Fistula is a pathology that can be complex and lead to treatment difficulties for the proctologist. The proctologist's objective is to treat the infection (anal fistula and abscess) with the minimum impact on anal continence. Drainage of the fistula pathway(s) and removal of infected tissue during initial surgery are essential. The treatment of upper trans-sphincterial fistulas, i. e. those that span more than half the height of the anal sphincter, poses risks to anal continence. It sometimes requires several times of surgical treatment. The study aim to investigate the fate of all patients treated for anal fistula in an expert team, in terms of impact on healing and anal continence and according to the type of anal fistula, the co-morbidity, the surgical techniques used and the bacterial flora responsible.
Study Type
OBSERVATIONAL
Enrollment
600
A pus sample from the fistula will be taken by the doctor during this first consultation or, failing that, in the operating room before disinfection.
Groupe Hospitalier Diaconesses Croix Saint Simon
Paris, France
Healing rate at 2 years after initial surgical management of anal fistula.
Healing is defined by the absence of anal pain, pus discharge and anal swelling reported by the patient.
Time frame: 2 years
Anal incontinence rate in participants operated for anal fistula, 2 years after initial care.
Rate of anal incontinence and degree of continence impairment assessed by the change in the Vaizey score preoperatively and postoperatively at 2 years after initial treatment. Anal incontinence is defined by a Vaizey score \> 4 reported by the participant during a phone interview. The Vaizey score ranges from 0 to 24/24, with the higher the score, the greater the loss of continence. Perfect continence therefore corresponds to 0/24. Normal" continence can be defined as continence ranging from 0 to 4/24.
Time frame: Year 2
Healing rate in participants operated for anal fistula, at 6, 12 and 24 months after initial care.
Healing is defined by the absence of anal pain, pus discharge and anal swelling reported by the patient at 6, 12 and 24 months.
Time frame: Month 6, 12, 24
Assessment of time to consolidated recovery.
Time (in days) between the start of treatment (date of the first operation) and the 'end of follow-up' consultation, at which the surgeon considers the participant to be cured (consolidated cure). Consolidated healing is defined by the surgeon: * On examination, by the absence of anal pain, pus discharge and anal swelling reported by the participant. * On clinical examination, by the complete closure of the scar with re-epithelialisation and the absence of pus discharge.
Time frame: Month 24
Description of the number of surgeries required to obtain a cure.
Description of the number and type of anal fistula surgeries performed during the participant's follow-up, at 6, 12 and 24 months.
Time frame: 2 years
Bacteriological profile at the level of the fistula at the time of diagnosis and research into a possible role in the cure rate, the surgical technique used and the rate of post-operative incontinence.
Description of the bacteriological profile found in the fistula when the pus was sampled at the time of the first consultation or, if this could not be done, when a sample was taken in the operating theatre before starting the surgical procedure.
Time frame: 2 weeks
Quality of life of participants at 2 years.

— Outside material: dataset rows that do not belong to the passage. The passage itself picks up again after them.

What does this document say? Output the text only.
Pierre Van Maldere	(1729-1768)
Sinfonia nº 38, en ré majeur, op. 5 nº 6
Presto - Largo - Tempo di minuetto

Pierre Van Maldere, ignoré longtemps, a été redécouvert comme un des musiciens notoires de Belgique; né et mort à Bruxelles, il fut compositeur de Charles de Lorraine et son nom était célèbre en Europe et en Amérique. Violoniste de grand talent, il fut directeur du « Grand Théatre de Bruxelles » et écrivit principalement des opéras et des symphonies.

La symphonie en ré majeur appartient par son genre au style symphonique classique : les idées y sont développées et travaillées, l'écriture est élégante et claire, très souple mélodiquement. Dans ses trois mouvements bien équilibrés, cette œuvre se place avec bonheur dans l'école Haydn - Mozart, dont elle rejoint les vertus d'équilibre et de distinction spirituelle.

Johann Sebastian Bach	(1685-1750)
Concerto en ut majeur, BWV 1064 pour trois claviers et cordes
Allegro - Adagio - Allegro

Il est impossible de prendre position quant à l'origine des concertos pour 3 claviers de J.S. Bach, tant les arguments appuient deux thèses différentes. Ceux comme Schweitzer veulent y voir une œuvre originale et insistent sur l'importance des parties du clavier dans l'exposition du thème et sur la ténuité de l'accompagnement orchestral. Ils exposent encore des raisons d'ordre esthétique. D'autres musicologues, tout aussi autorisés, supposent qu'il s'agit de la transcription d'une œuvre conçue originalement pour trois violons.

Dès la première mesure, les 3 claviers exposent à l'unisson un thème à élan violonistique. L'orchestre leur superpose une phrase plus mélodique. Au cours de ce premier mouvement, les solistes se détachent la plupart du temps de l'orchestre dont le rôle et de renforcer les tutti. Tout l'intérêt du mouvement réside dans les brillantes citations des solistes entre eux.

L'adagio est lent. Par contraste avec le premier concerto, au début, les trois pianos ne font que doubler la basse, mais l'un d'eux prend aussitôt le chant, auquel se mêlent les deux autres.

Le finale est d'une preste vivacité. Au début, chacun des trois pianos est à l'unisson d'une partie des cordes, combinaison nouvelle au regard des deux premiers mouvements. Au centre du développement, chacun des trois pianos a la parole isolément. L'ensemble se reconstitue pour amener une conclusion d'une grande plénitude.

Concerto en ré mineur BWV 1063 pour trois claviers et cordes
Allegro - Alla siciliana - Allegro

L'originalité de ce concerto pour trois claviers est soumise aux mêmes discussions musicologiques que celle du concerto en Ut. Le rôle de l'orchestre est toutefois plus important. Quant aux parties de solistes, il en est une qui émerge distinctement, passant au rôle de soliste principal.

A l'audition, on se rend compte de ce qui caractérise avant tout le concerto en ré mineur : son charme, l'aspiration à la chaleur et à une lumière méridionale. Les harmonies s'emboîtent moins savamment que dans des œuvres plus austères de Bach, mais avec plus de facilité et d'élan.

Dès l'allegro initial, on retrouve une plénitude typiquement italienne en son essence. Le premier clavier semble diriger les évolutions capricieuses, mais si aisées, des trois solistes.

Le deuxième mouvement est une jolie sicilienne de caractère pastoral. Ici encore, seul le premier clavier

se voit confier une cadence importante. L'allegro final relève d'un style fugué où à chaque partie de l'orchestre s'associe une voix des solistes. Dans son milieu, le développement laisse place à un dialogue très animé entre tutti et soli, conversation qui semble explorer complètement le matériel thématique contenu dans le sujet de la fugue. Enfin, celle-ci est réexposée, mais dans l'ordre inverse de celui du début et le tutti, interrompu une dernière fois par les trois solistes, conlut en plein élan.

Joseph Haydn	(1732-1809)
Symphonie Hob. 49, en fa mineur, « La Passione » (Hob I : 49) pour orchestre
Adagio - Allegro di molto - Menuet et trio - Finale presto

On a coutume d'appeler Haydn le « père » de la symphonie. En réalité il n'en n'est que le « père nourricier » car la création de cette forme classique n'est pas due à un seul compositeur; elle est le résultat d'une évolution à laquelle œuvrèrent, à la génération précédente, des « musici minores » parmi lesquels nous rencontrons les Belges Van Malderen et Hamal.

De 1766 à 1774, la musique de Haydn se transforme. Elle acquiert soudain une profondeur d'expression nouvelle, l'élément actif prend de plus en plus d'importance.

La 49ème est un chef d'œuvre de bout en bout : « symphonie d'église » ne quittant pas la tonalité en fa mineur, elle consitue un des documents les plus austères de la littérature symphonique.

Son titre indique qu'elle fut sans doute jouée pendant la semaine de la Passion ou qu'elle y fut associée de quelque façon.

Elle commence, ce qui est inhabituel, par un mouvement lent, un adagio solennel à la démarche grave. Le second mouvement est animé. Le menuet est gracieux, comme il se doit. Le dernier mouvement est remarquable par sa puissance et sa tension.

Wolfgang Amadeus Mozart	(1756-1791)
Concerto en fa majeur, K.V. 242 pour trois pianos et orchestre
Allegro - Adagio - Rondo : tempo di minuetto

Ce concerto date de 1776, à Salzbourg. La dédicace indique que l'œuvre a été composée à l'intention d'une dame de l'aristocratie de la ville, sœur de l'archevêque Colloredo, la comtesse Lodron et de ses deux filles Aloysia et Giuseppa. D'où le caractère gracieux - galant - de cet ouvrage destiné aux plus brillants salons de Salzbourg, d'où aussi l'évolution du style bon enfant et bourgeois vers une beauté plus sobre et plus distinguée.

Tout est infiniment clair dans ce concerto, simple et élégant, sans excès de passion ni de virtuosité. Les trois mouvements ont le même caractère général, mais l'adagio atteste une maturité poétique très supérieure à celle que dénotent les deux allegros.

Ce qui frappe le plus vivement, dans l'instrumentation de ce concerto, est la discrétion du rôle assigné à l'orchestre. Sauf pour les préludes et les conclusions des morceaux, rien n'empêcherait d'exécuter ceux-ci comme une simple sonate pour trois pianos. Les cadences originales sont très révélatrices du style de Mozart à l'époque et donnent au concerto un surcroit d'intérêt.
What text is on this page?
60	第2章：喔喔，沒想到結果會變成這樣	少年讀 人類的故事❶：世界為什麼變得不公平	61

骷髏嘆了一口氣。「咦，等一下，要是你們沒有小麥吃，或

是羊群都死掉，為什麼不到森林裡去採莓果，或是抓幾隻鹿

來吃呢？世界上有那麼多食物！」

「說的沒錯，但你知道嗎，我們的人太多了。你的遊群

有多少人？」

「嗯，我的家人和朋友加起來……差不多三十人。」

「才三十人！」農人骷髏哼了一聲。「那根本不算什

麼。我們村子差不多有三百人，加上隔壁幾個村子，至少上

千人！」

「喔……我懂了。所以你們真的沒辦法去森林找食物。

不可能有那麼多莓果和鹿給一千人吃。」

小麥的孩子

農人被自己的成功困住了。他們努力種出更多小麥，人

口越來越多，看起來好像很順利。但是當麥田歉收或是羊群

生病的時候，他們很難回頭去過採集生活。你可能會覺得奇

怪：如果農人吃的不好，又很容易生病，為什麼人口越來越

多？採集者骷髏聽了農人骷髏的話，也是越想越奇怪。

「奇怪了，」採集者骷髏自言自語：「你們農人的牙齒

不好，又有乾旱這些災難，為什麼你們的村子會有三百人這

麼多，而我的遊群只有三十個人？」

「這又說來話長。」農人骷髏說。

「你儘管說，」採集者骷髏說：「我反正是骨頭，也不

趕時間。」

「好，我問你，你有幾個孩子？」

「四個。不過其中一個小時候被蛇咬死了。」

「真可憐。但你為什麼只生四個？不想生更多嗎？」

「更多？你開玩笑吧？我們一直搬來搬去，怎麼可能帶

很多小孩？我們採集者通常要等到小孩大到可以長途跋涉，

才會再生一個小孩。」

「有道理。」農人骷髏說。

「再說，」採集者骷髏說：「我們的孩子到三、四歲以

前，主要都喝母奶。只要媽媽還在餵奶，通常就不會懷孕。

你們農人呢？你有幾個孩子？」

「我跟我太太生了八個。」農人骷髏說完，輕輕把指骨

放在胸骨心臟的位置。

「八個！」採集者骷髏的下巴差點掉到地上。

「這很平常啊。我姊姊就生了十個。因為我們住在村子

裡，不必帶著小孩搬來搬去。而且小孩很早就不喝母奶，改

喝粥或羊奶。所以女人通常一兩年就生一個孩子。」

Changes in quality of life after surgical treatment will be assessed at 6, 12 and 24 months using the FIQL (Fecal Incontinence Quality of Life) score. The FIQL questionnaire comprises 29 items grouped into four dimensions: lifestyle, behaviour, depression and self-image, and embarrassment in relation to others. Each item was given a score from 1 to 4 (1 being the worst).
Time frame: 2 years
Quantitative assessment of sphincter function using anorectal manometry
Evolution of anal sphincter pressure measurements in people at risk or developing incontinence during follow-up, measured by anorectal manometry: resting pressure below 60mmHg, maximum and mean voluntary contraction in mmHg, length of canal in mm, maximum tolerated volume and perception threshold in ml.
Time frame: 2 years
Evolution of anatomical lesions of the anal sphincter on endoanal ultrasound
Evolution of lesions on EndoAnal Ultrasound measured before the first surgery and at 24 months in patients at risk or developing incontinence during follow-up (defined by a worsening of the Vaizey score greater than 4/24) Description of lesions: Presence of a collection with its size (defined as a heterogeneous hypoechoic area with hyperechoic spot, measured in mm, length of the anal fistula in mm, description of the type of fistula (trans-sphincter, inter-sphincter or horseshoe, anterior, posterior, right, left). Measurement of defects in terms of angle, height and volume, specifying internal sphincter, external sphincter and puborectal strap (Stark classification).